4.4.- Eventos de similares connotaciones han sido dilucidados en tal sentido por la Corte, al explicar:
(…) Con base en las precedentes razones se concluye que en los juicios en los que se ejerciten los derechos reales de prenda o hipoteca, de los cuales son fiel trasunto los ejecutivos para esos efectos, es competente el juez del lugar donde están ubicados los bienes.
3.3. Tal conclusión no decae con la aplicación de los fueros personal y obligacional, previstos en los numerales 1° y 3° del citado artículo 28, que suelen concurrir para procesos ejecutivos, pues dado el carácter imperativo y excluyente del fuero privativo, es evidente que para el ejercicio de los derechos reales de prenda e hipoteca debe seguirse el trámite en el lugar de ubicación de los bienes, con independencia del domicilio del demandado y del sitio de cumplimiento de las obligaciones (AC4830-2021).
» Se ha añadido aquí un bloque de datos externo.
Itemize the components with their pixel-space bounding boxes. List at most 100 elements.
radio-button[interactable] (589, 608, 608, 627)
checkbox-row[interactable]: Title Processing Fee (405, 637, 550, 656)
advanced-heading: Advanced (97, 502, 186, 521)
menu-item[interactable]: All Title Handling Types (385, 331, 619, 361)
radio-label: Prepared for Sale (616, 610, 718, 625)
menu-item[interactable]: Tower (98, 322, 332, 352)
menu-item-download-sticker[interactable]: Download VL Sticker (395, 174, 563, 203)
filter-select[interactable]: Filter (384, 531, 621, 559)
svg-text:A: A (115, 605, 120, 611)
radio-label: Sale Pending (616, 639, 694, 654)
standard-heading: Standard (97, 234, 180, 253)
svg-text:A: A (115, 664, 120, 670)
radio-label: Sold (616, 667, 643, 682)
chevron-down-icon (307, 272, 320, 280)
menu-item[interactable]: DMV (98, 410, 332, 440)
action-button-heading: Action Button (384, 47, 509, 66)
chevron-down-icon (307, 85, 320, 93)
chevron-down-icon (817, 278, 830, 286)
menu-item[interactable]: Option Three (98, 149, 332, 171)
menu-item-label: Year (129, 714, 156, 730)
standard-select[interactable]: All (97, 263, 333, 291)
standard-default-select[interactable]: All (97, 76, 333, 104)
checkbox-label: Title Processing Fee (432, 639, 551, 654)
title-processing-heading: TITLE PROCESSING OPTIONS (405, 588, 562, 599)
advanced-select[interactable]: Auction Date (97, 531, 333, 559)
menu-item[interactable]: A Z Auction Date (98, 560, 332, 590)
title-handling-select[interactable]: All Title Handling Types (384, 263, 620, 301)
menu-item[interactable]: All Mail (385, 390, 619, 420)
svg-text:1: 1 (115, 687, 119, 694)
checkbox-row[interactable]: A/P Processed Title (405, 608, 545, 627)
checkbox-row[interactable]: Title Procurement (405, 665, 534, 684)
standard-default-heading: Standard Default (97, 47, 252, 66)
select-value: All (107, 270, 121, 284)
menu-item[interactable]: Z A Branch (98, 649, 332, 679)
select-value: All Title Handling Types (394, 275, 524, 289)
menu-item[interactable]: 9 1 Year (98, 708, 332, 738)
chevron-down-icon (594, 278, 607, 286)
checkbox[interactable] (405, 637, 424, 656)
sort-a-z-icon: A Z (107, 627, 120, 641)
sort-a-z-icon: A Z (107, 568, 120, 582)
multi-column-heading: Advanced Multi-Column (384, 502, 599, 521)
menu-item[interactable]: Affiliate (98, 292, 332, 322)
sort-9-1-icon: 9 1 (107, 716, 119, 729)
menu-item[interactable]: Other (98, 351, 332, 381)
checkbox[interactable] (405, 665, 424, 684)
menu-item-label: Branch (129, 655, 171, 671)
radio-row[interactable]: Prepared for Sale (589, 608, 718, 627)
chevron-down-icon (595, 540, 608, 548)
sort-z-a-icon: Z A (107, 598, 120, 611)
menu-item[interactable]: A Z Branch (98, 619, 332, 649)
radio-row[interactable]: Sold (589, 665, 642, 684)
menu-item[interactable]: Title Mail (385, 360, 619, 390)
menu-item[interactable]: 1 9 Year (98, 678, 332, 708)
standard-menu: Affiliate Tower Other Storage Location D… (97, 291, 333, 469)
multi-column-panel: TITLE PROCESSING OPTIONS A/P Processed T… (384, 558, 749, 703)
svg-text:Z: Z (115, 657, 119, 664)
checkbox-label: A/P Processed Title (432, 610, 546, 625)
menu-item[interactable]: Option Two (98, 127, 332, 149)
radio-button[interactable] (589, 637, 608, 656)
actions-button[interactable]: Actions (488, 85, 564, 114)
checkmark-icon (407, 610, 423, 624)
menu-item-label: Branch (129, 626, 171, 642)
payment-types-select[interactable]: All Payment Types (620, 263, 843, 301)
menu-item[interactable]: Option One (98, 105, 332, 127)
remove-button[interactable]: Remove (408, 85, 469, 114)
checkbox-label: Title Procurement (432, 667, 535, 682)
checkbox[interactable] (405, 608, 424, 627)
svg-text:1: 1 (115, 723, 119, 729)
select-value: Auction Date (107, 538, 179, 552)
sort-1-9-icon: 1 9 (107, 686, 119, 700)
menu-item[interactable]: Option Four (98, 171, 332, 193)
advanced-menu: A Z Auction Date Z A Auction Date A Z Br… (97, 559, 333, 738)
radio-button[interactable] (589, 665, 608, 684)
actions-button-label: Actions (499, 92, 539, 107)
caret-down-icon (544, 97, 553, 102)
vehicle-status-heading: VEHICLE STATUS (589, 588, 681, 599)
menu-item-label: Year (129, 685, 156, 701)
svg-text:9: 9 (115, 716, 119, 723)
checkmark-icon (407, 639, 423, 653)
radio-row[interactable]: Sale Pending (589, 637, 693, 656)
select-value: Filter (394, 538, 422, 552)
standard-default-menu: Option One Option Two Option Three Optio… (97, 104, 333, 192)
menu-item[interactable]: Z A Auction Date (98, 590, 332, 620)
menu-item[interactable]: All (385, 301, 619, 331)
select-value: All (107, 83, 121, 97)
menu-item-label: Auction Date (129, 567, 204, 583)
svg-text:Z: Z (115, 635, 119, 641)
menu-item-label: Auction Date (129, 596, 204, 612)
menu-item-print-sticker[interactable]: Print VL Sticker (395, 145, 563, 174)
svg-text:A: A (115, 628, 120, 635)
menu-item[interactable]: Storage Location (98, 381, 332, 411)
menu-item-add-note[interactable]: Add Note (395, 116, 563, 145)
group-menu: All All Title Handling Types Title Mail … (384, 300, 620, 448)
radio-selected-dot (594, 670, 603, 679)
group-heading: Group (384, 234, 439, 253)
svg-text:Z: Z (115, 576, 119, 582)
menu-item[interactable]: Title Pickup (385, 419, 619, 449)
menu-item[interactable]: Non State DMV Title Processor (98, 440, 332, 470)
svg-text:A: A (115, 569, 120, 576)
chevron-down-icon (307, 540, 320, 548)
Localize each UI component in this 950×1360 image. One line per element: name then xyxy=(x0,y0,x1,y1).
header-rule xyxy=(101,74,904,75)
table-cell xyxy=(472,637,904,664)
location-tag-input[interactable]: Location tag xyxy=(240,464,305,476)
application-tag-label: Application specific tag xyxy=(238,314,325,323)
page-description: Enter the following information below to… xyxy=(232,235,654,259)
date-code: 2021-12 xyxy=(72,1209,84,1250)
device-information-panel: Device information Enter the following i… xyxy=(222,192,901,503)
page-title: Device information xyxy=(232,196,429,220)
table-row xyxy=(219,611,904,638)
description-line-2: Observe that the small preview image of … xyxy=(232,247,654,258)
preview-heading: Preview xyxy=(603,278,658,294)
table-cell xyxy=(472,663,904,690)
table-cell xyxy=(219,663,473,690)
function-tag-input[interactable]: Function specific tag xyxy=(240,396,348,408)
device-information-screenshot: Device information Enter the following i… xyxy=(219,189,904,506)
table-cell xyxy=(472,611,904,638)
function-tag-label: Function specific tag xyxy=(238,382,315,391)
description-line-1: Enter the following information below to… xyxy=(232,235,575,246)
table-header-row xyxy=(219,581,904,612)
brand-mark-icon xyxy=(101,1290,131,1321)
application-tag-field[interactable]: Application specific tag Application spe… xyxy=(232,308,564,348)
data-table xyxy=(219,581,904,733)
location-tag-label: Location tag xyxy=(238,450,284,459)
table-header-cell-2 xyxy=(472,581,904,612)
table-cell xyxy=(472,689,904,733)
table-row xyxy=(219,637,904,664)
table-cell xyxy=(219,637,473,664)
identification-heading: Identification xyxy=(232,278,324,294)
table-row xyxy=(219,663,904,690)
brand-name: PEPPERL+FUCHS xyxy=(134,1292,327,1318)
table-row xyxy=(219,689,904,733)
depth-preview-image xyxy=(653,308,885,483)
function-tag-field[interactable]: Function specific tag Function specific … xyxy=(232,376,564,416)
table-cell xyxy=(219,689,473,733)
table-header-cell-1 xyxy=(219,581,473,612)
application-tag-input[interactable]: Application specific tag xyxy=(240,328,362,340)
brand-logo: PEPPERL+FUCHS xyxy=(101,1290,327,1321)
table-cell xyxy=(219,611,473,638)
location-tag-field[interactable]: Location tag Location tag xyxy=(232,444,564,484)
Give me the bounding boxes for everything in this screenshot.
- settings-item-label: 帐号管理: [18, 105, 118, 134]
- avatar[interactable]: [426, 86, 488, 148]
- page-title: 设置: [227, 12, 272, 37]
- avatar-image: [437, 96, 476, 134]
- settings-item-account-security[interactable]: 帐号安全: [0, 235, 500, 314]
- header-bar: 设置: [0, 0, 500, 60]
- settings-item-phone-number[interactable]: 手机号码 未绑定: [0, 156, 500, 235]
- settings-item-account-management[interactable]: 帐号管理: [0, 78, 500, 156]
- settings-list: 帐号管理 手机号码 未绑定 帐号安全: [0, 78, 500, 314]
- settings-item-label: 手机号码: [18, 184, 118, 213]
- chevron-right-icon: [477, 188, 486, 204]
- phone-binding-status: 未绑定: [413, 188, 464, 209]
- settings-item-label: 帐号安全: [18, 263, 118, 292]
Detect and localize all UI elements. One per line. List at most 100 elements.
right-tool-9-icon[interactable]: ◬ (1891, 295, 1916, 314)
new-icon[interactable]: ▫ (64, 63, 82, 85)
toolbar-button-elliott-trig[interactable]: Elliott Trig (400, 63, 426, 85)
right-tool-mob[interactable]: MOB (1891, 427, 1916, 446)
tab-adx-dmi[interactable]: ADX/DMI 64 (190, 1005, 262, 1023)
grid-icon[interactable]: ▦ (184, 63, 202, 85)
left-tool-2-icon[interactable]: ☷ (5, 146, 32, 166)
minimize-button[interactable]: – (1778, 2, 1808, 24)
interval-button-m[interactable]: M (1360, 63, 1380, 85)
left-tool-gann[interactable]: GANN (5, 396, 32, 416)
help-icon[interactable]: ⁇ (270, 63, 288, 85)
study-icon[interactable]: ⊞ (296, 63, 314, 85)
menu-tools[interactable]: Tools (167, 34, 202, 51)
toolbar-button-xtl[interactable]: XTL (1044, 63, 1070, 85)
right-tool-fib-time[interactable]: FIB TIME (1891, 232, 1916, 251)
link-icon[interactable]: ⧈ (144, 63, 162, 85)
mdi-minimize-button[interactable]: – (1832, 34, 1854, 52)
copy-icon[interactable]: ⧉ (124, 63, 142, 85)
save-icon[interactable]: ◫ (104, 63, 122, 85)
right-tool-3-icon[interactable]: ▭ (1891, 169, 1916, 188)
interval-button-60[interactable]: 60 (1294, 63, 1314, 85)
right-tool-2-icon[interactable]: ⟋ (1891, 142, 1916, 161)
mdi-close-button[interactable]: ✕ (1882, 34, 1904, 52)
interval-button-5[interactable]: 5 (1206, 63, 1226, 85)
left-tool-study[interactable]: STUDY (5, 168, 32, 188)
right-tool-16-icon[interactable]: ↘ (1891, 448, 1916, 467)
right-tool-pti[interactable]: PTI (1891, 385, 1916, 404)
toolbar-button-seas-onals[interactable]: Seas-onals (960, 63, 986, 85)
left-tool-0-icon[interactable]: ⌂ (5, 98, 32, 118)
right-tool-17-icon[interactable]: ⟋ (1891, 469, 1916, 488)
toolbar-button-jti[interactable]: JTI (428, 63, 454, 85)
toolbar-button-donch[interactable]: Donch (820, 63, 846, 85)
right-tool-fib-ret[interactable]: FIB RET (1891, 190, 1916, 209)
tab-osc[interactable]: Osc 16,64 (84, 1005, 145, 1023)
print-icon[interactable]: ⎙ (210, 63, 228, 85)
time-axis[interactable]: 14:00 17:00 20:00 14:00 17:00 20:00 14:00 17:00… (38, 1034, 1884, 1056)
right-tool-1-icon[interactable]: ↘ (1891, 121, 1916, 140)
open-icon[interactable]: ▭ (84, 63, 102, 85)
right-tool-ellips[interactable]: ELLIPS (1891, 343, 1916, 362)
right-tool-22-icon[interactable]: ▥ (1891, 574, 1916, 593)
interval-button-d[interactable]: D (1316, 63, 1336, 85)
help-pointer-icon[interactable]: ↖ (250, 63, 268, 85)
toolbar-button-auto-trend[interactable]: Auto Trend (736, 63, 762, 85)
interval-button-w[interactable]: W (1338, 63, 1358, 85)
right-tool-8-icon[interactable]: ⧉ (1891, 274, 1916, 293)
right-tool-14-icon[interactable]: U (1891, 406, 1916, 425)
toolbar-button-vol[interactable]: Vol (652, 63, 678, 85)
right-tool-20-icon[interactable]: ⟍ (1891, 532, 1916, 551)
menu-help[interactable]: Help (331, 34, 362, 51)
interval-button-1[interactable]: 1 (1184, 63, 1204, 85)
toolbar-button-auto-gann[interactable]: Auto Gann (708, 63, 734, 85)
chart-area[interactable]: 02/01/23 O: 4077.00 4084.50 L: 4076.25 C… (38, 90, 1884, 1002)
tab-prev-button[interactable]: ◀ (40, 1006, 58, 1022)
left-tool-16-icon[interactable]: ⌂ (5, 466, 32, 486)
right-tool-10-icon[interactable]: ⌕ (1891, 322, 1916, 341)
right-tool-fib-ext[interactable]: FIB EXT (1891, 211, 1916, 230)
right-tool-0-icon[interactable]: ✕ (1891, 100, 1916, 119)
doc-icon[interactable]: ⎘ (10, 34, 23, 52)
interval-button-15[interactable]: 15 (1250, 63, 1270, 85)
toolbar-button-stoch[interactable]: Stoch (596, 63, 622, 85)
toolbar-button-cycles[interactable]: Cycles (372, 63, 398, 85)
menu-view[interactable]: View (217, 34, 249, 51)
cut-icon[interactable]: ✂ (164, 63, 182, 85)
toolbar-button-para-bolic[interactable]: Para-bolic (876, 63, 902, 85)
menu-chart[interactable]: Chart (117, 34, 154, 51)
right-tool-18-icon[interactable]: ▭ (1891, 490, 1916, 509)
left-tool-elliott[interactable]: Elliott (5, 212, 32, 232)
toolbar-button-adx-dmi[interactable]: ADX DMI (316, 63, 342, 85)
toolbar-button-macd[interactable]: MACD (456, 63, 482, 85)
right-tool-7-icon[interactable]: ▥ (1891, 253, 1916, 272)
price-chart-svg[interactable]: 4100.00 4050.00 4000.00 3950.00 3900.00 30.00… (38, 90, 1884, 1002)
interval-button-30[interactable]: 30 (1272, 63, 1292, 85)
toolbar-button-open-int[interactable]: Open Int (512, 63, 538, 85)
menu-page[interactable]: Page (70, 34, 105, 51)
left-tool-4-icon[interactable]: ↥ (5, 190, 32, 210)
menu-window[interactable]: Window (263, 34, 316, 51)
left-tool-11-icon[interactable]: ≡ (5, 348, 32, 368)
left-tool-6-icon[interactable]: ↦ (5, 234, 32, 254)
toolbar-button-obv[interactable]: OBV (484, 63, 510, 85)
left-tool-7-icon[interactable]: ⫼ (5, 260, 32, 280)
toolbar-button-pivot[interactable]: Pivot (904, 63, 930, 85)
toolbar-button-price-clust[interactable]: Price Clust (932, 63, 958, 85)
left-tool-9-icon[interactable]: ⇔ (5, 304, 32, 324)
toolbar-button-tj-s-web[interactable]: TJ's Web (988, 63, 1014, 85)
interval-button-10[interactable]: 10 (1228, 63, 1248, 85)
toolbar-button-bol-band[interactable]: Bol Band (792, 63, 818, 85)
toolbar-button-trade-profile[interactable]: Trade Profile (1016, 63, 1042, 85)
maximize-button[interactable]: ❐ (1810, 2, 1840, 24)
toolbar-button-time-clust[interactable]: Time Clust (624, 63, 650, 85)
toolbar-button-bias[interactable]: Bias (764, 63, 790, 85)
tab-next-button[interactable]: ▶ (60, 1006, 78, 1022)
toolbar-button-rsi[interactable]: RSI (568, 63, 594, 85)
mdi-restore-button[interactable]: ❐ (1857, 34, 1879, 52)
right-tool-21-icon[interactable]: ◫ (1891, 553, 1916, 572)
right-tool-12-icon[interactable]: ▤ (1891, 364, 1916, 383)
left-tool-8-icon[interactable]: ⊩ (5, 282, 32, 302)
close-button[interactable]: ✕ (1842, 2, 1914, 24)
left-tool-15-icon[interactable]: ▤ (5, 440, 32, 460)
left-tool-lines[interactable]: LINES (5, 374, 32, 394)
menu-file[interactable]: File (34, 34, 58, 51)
5.- De conformidad con lo anterior, la competencia queda establecida en el despacho de Santa Marta, quien será el encargado de conocer y tramitar la acción ejecutiva presentada.
DECISIÓN
En mérito de lo expuesto, la suscrita Magistrada de la Corte Suprema de Justicia, Sala de Casación Civil y Agraria,
RESUELVE
PRIMERO: Declarar que el Juzgado Segundo Civil del Circuito Santa Marta es el competente para conocer del asunto de la referencia.
SEGUNDO: Remitir el expediente a la señalada autoridad judicial para que avoque conocimiento e imparta el trámite respectivo.
TERCERO: Comunicar esta providencia al Juzgado Diecisiete Civil del Circuito de Medellín, así como a los promotores del trámite.